O trabalho é desenvolvido assegurando organização técnica, acessibilidade, monitoramento contínuo e efetividade no processo de inclusão produtiva e social dos participantes, em especial das pessoas com deficiência, respeitando suas potencialidades, limitações, condições de participação e a assistência ao seu núcleo familiar.
2. Objetivos específicos
- Realizar acolhimento qualificado dos beneficiários, promovendo orientação e acompanhamento ao público recebido do CRAS, do CREAS e por iniciativa do próprio usuário, assegurando acesso aos serviços socioassistenciais, atendimento integral e acompanhamento contínuo.
- Garantir o acompanhamento sistemático dos beneficiários por meio da articulação com a rede pública, evitando a fragmentação das ações e assegurando a continuidade do atendimento.
- Articular ações com políticas públicas e privadas voltadas ao mundo do trabalho, conectando os beneficiários a oportunidades de qualificação profissional, empreendedorismo, empregabilidade e inclusão produtiva.
- Estabelecer parcerias intersetoriais com áreas como educação, saúde, trabalho e políticas para pessoas com deficiência.
- Promover o mapeamento de oportunidades de trabalho, incluindo busca ativa, encaminhamento para cursos, divulgação de vagas e apoio à inserção e permanência no emprego.
- Fortalecer vínculos familiares e comunitários, promovendo espaços de escuta, identificação de necessidades e desenvolvimento de habilidades sociais e profissionais.
- Desenvolver ações específicas para pessoas com deficiência, especialmente com transtorno do espectro autista, deficiência intelectual ou mental, garantindo acompanhamento individualizado, autonomia e inclusão produtiva.
- Promover a autonomia, a consciência crítica e a participação social, assegurando acesso a informações sobre direitos e deveres no mundo do trabalho.
- Garantir acessibilidade nas ações do serviço, identificando e eliminando barreiras físicas, comunicacionais e atitudinais.
- Oferecer apoio aos beneficiários e seus núcleos familiares, reduzindo barreiras e potencializando habilidades para a autonomia na vida diária e a inserção no trabalho.
- Promover ações de inclusão produtiva, com foco na autonomia, na superação de vulnerabilidades sociais e na permanência no mundo do trabalho.
- Articular-se com o CRAS e o CREAS, facilitando o acesso a cursos de qualificação profissional e o encaminhamento para oportunidades de emprego.

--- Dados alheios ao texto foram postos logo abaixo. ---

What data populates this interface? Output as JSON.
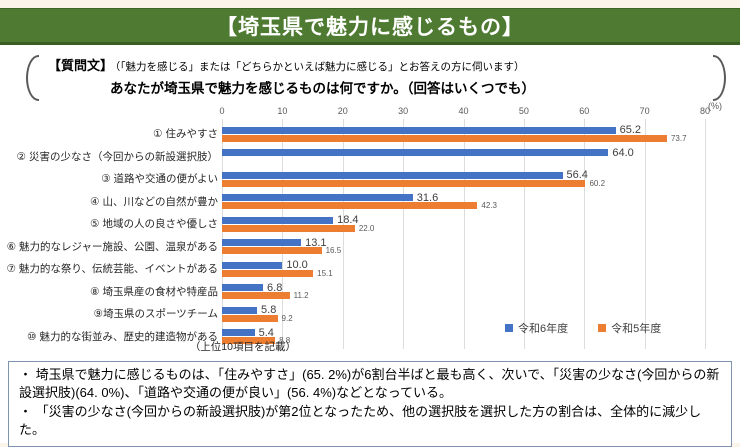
{
  "page": {
    "title": "【埼玉県で魅力に感じるもの】",
    "question": {
      "heading": "【質問文】",
      "condition": "（「魅力を感じる」または「どちらかといえば魅力に感じる」とお答えの方に伺います）",
      "body": "あなたが埼玉県で魅力を感じるものは何ですか。（回答はいくつでも）"
    },
    "summary_notes": [
      "・ 埼玉県で魅力に感じるものは、「住みやすさ」(65. 2%)が6割台半ばと最も高く、次いで、「災害の少なさ(今回からの新設選択肢)(64. 0%)、「道路や交通の便が良い」(56. 4%)などとなっている。",
      "・ 「災害の少なさ(今回からの新設選択肢)が第2位となったため、他の選択肢を選択した方の割合は、全体的に減少した。"
    ]
  },
  "chart_data": {
    "type": "bar",
    "orientation": "horizontal",
    "title": "",
    "unit_label": "(%)",
    "xlim": [
      0,
      80
    ],
    "axis_ticks": [
      0,
      10,
      20,
      30,
      40,
      50,
      60,
      70,
      80
    ],
    "grid": true,
    "legend_position": "inside-bottom-right",
    "categories": [
      "① 住みやすさ",
      "② 災害の少なさ（今回からの新設選択肢）",
      "③ 道路や交通の便がよい",
      "④ 山、川などの自然が豊か",
      "⑤ 地域の人の良さや優しさ",
      "⑥ 魅力的なレジャー施設、公園、温泉がある",
      "⑦ 魅力的な祭り、伝統芸能、イベントがある",
      "⑧ 埼玉県産の食材や特産品",
      "⑨埼玉県のスポーツチーム",
      "⑩ 魅力的な街並み、歴史的建造物がある"
    ],
    "series": [
      {
        "name": "令和6年度",
        "color": "#4472C4",
        "values": [
          65.2,
          64.0,
          56.4,
          31.6,
          18.4,
          13.1,
          10.0,
          6.8,
          5.8,
          5.4
        ]
      },
      {
        "name": "令和5年度",
        "color": "#ED7D31",
        "values": [
          73.7,
          null,
          60.2,
          42.3,
          22.0,
          16.5,
          15.1,
          11.2,
          9.2,
          8.8
        ]
      }
    ],
    "footnote": "（上位10項目を記載）"
  }
}
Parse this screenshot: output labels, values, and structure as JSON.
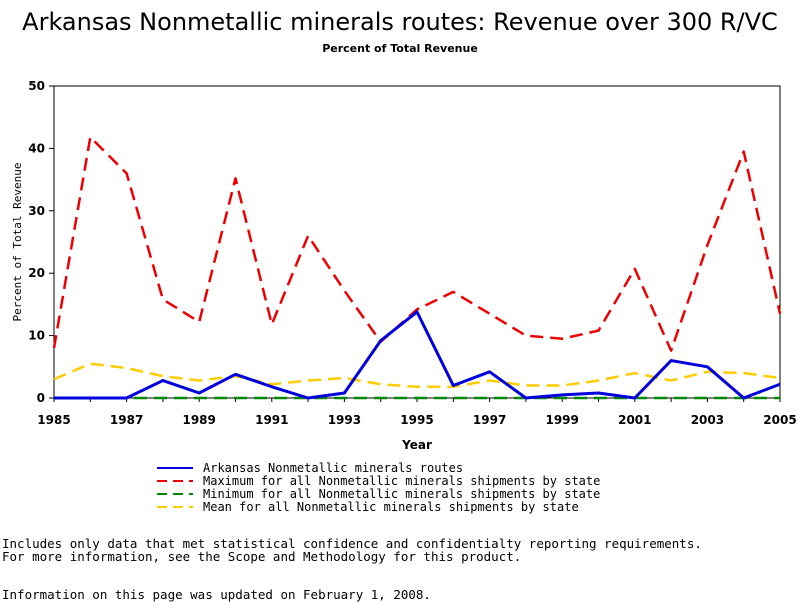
{
  "title": "Arkansas Nonmetallic minerals routes: Revenue over 300 R/VC",
  "subtitle": "Percent of Total Revenue",
  "footnote_1": "Includes only data that met statistical confidence and confidentialty reporting requirements.",
  "footnote_2": "For more information, see the Scope and Methodology for this product.",
  "footnote_3": "Information on this page was updated on February 1, 2008.",
  "chart_data": {
    "type": "line",
    "xlabel": "Year",
    "ylabel": "Percent of Total Revenue",
    "xlim": [
      1985,
      2005
    ],
    "ylim": [
      0,
      50
    ],
    "x_ticks": [
      "1985",
      "1987",
      "1989",
      "1991",
      "1993",
      "1995",
      "1997",
      "1999",
      "2001",
      "2003",
      "2005"
    ],
    "y_ticks": [
      "0",
      "10",
      "20",
      "30",
      "40",
      "50"
    ],
    "x": [
      1985,
      1986,
      1987,
      1988,
      1989,
      1990,
      1991,
      1992,
      1993,
      1994,
      1995,
      1996,
      1997,
      1998,
      1999,
      2000,
      2001,
      2002,
      2003,
      2004,
      2005
    ],
    "series": [
      {
        "name": "Arkansas Nonmetallic minerals routes",
        "color": "#0000dd",
        "style": "solid",
        "values": [
          0,
          0,
          0,
          2.8,
          0.8,
          3.8,
          1.8,
          0,
          0.8,
          9.2,
          13.8,
          2,
          4.2,
          0,
          0.5,
          0.8,
          0,
          6,
          5,
          0,
          2.2
        ]
      },
      {
        "name": "Maximum for all Nonmetallic minerals shipments by state",
        "color": "#ee0000",
        "style": "dashed",
        "values": [
          8,
          41.8,
          36,
          15.8,
          12.2,
          35.2,
          11.8,
          26,
          17.2,
          9,
          14.2,
          17,
          13.5,
          10,
          9.5,
          10.8,
          20.7,
          7.6,
          24.5,
          39.5,
          13.5
        ]
      },
      {
        "name": "Minimum for all Nonmetallic minerals shipments by state",
        "color": "#008800",
        "style": "dashed",
        "values": [
          0,
          0,
          0,
          0,
          0,
          0,
          0,
          0,
          0,
          0,
          0,
          0,
          0,
          0,
          0,
          0,
          0,
          0,
          0,
          0,
          0
        ]
      },
      {
        "name": "Mean for all Nonmetallic minerals shipments by state",
        "color": "#ffcc00",
        "style": "dashed",
        "values": [
          3,
          5.5,
          4.8,
          3.5,
          2.8,
          3.5,
          2.2,
          2.8,
          3.2,
          2.2,
          1.8,
          1.8,
          2.8,
          2,
          2,
          2.8,
          4,
          2.8,
          4.2,
          4,
          3.2
        ]
      }
    ]
  }
}
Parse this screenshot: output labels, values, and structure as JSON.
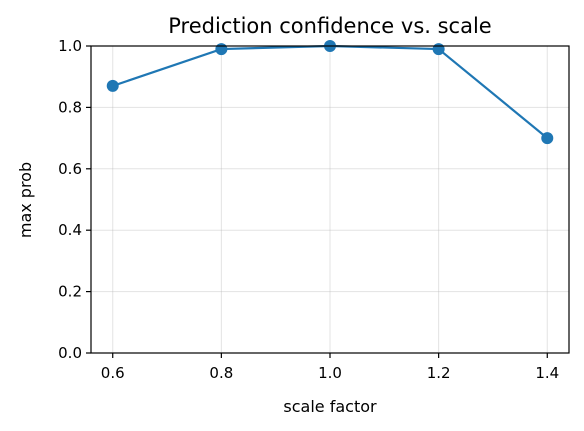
{
  "chart_data": {
    "type": "line",
    "title": "Prediction confidence vs. scale",
    "xlabel": "scale factor",
    "ylabel": "max prob",
    "x": [
      0.6,
      0.8,
      1.0,
      1.2,
      1.4
    ],
    "series": [
      {
        "values": [
          0.87,
          0.99,
          1.0,
          0.99,
          0.7
        ],
        "color": "#1f77b4",
        "marker": "circle"
      }
    ],
    "xlim": [
      0.56,
      1.44
    ],
    "ylim": [
      0.0,
      1.0
    ],
    "xticks": [
      "0.6",
      "0.8",
      "1.0",
      "1.2",
      "1.4"
    ],
    "yticks": [
      "0.0",
      "0.2",
      "0.4",
      "0.6",
      "0.8",
      "1.0"
    ],
    "grid": true
  }
}
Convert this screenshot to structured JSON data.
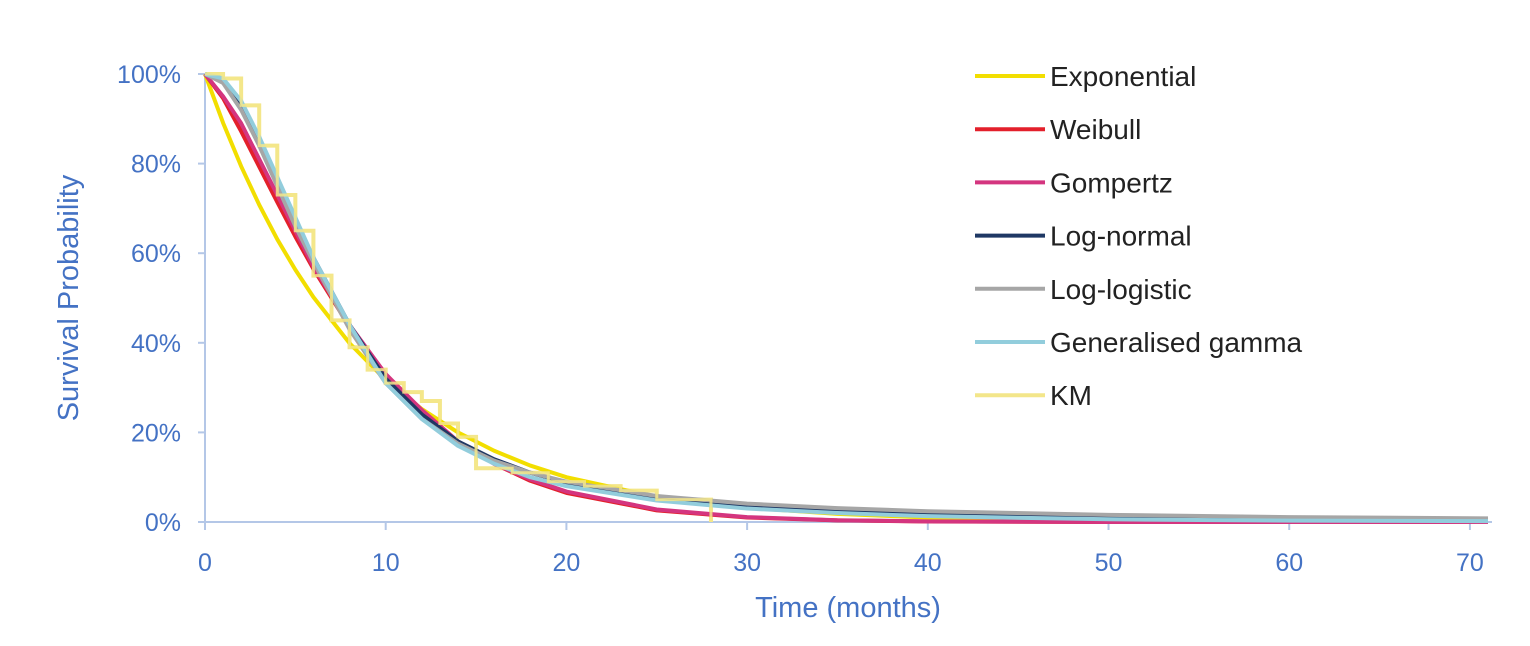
{
  "chart_data": {
    "type": "line",
    "title": "",
    "xlabel": "Time (months)",
    "ylabel": "Survival Probability",
    "xlim": [
      0,
      71
    ],
    "ylim": [
      0,
      1
    ],
    "xticks": [
      0,
      10,
      20,
      30,
      40,
      50,
      60,
      70
    ],
    "xtick_labels": [
      "0",
      "10",
      "20",
      "30",
      "40",
      "50",
      "60",
      "70"
    ],
    "yticks": [
      0,
      0.2,
      0.4,
      0.6,
      0.8,
      1.0
    ],
    "ytick_labels": [
      "0%",
      "20%",
      "40%",
      "60%",
      "80%",
      "100%"
    ],
    "grid": false,
    "legend_position": "top-right",
    "x": [
      0,
      1,
      2,
      3,
      4,
      5,
      6,
      8,
      10,
      12,
      14,
      16,
      18,
      20,
      25,
      30,
      35,
      40,
      50,
      60,
      71
    ],
    "series": [
      {
        "name": "Exponential",
        "color": "#f2de00",
        "values": [
          1,
          0.891,
          0.794,
          0.708,
          0.631,
          0.563,
          0.502,
          0.399,
          0.317,
          0.252,
          0.2,
          0.159,
          0.126,
          0.1,
          0.056,
          0.032,
          0.018,
          0.01,
          0.003,
          0.001,
          0.0003
        ]
      },
      {
        "name": "Weibull",
        "color": "#e3202b",
        "values": [
          1,
          0.946,
          0.872,
          0.793,
          0.714,
          0.637,
          0.565,
          0.436,
          0.33,
          0.245,
          0.179,
          0.13,
          0.092,
          0.065,
          0.026,
          0.01,
          0.0035,
          0.0012,
          0,
          0,
          0
        ]
      },
      {
        "name": "Gompertz",
        "color": "#d4357f",
        "values": [
          1,
          0.95,
          0.89,
          0.81,
          0.73,
          0.65,
          0.57,
          0.44,
          0.33,
          0.25,
          0.18,
          0.13,
          0.095,
          0.068,
          0.028,
          0.011,
          0.004,
          0.0015,
          0,
          0,
          0
        ]
      },
      {
        "name": "Log-normal",
        "color": "#1f3864",
        "values": [
          1,
          0.985,
          0.93,
          0.85,
          0.76,
          0.67,
          0.59,
          0.44,
          0.32,
          0.24,
          0.18,
          0.14,
          0.11,
          0.088,
          0.055,
          0.037,
          0.026,
          0.019,
          0.011,
          0.007,
          0.005
        ]
      },
      {
        "name": "Log-logistic",
        "color": "#a6a6a6",
        "values": [
          1,
          0.98,
          0.92,
          0.84,
          0.75,
          0.66,
          0.58,
          0.43,
          0.31,
          0.23,
          0.175,
          0.137,
          0.11,
          0.09,
          0.058,
          0.041,
          0.031,
          0.024,
          0.016,
          0.011,
          0.008
        ]
      },
      {
        "name": "Generalised gamma",
        "color": "#92cddc",
        "values": [
          1,
          0.99,
          0.94,
          0.86,
          0.77,
          0.68,
          0.59,
          0.44,
          0.31,
          0.23,
          0.17,
          0.13,
          0.1,
          0.08,
          0.048,
          0.03,
          0.02,
          0.013,
          0.006,
          0.003,
          0.002
        ]
      }
    ],
    "km": {
      "name": "KM",
      "color": "#f3e68a",
      "steps": [
        [
          0,
          1
        ],
        [
          1,
          0.99
        ],
        [
          2,
          0.93
        ],
        [
          3,
          0.84
        ],
        [
          4,
          0.73
        ],
        [
          5,
          0.65
        ],
        [
          6,
          0.55
        ],
        [
          7,
          0.45
        ],
        [
          8,
          0.39
        ],
        [
          9,
          0.34
        ],
        [
          10,
          0.31
        ],
        [
          11,
          0.29
        ],
        [
          12,
          0.27
        ],
        [
          13,
          0.22
        ],
        [
          14,
          0.19
        ],
        [
          15,
          0.12
        ],
        [
          17,
          0.11
        ],
        [
          19,
          0.09
        ],
        [
          21,
          0.08
        ],
        [
          23,
          0.07
        ],
        [
          25,
          0.05
        ],
        [
          28,
          0
        ]
      ]
    }
  }
}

- Promover a empregabilidade de pessoas com deficiência por meio da articulação com instituições parceiras que formalizam contratos de trabalho.
3. Público-alvo e capacidade
Pessoas de 18 a 59 anos, prioritariamente com deficiência, e seu núcleo familiar, em situação de vulnerabilidade social, com vínculos familiares e comunitários fragilizados ou em risco de isolamento social, que acessam o serviço por iniciativa própria ou por encaminhamento do CRAS ou do CREAS de referência da instituição.
A capacidade operacional de atendimento está prevista nas atividades oferecidas de forma gratuita, planejada e contínua em cada ação. Os números de cada uma estão detalhados na seção seguinte.
4. As oito ações
O serviço se organiza em oito ações complementares. Clique em cada uma para ver a capacidade de atendimento e as metodologias de elaboração e de execução.
Ação 1 Referenciamento Socioassistencial
Capacidade de atendimento
- Cadastro eletrônico socioassistencial: sem limite de atendimento.
- Análise do cadastro social: até 10 por semana — estimativa de 400 ao ano.
- Acolhimento presencial: até 5 por semana — estimativa de 200 ao ano.
- Acolhimento virtual: até 5 por semana — estimativa de 200 ao ano.
Como é elaborada
Parte do diagnóstico do público-alvo, obtido pelo cadastro socioassistencial disponível em plataforma digital no site da CETEFE. A proposta considera a identificação da vulnerabilidade social, o perfil socioeconômico, a natureza da deficiência, a convivência familiar e as demandas de acesso às políticas públicas. Com base nessas informações, a equipe do Núcleo de Assistência Social define as estratégias de atendimento, acolhimento e acompanhamento.
Como é executada
O beneficiário acessa o site institucional da CETEFE, onde preenche um formulário com seu perfil social e profissional. Ao receber o cadastro, o Núcleo de Assistência Social procede com a análise das demandas e do perfil profissional, o acolhimento conforme as demandas apresentadas — com orientações e encaminhamento à rede socioassistencial — e o direcionamento para as demais ações do serviço.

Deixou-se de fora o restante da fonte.